I would never treat anyone like that so fuck him, to the left with his ass.

Then in my conscious I heard, “But what if you need his help later? Isn’t it better to jut distance yourself from him just in case you need his support later?”

Then I said to myself, “Fuck that. If I can’t depend on him to treat me with respect now, why would I think he’d be there if I needed help in the future?”

So I told his ass to lose my contact information.

If I ever see him again I will act like I don’t know him. I have ZERO tolerance for disrespectful men. Am I too harsh?

~sigh~

I think of the last two people who mentioned that phrase, “Don’t burn your bridges…” to me.

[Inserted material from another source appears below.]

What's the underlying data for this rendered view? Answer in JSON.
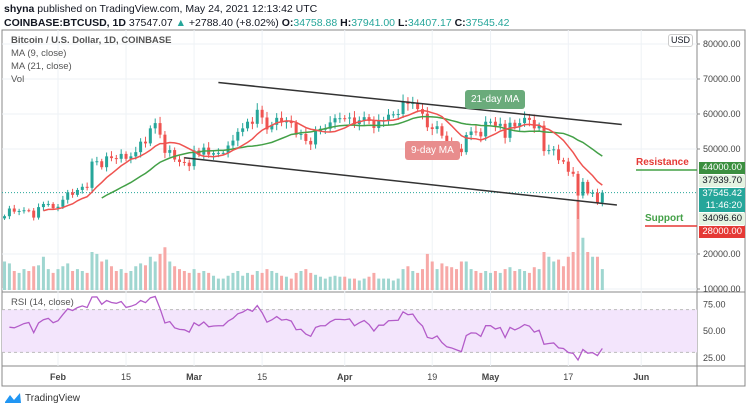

One of them was Young CEO. After I cussed his ass out for not living up to his word when I got to Houston, he reminded me that I shouldn’t burn my bridges.

And when Kia took me to that Spirit worshipping ritual and I distanced myself from her she gently reminded me, “Don’t deplete your resources, Tee.”

But how can I trust you to be a resource if you have shown me that you are untrustworthy and untrue?

Why would I ever need to go back and ask you for help when you have openly disrespected me?

I don’t believe God would do that to me so I will continue to chuck those crumbs to the side when I meet people who don’t treat me the way that I know I should be treated.

God please show me the right way if my heart is wrong? I don’t want to keep people around to USE them when I feel like I need something. I want people around me whose spirits are good and we can encourage each other to grow in different areas.

Please change my heart if I’m too hard on people when they mess up.

I don’t want to be mean…but I do expect excellence because that is what I try to give whenever I can, in friendship, in my work ethic and in any romantic relationship that I was unlucky enough to pursue.

I don’t know.

I don’t like rejecting people because I want to love everyone forever but…some people have shown me that they don’t know how to love me back and I just can’t accept that anymore.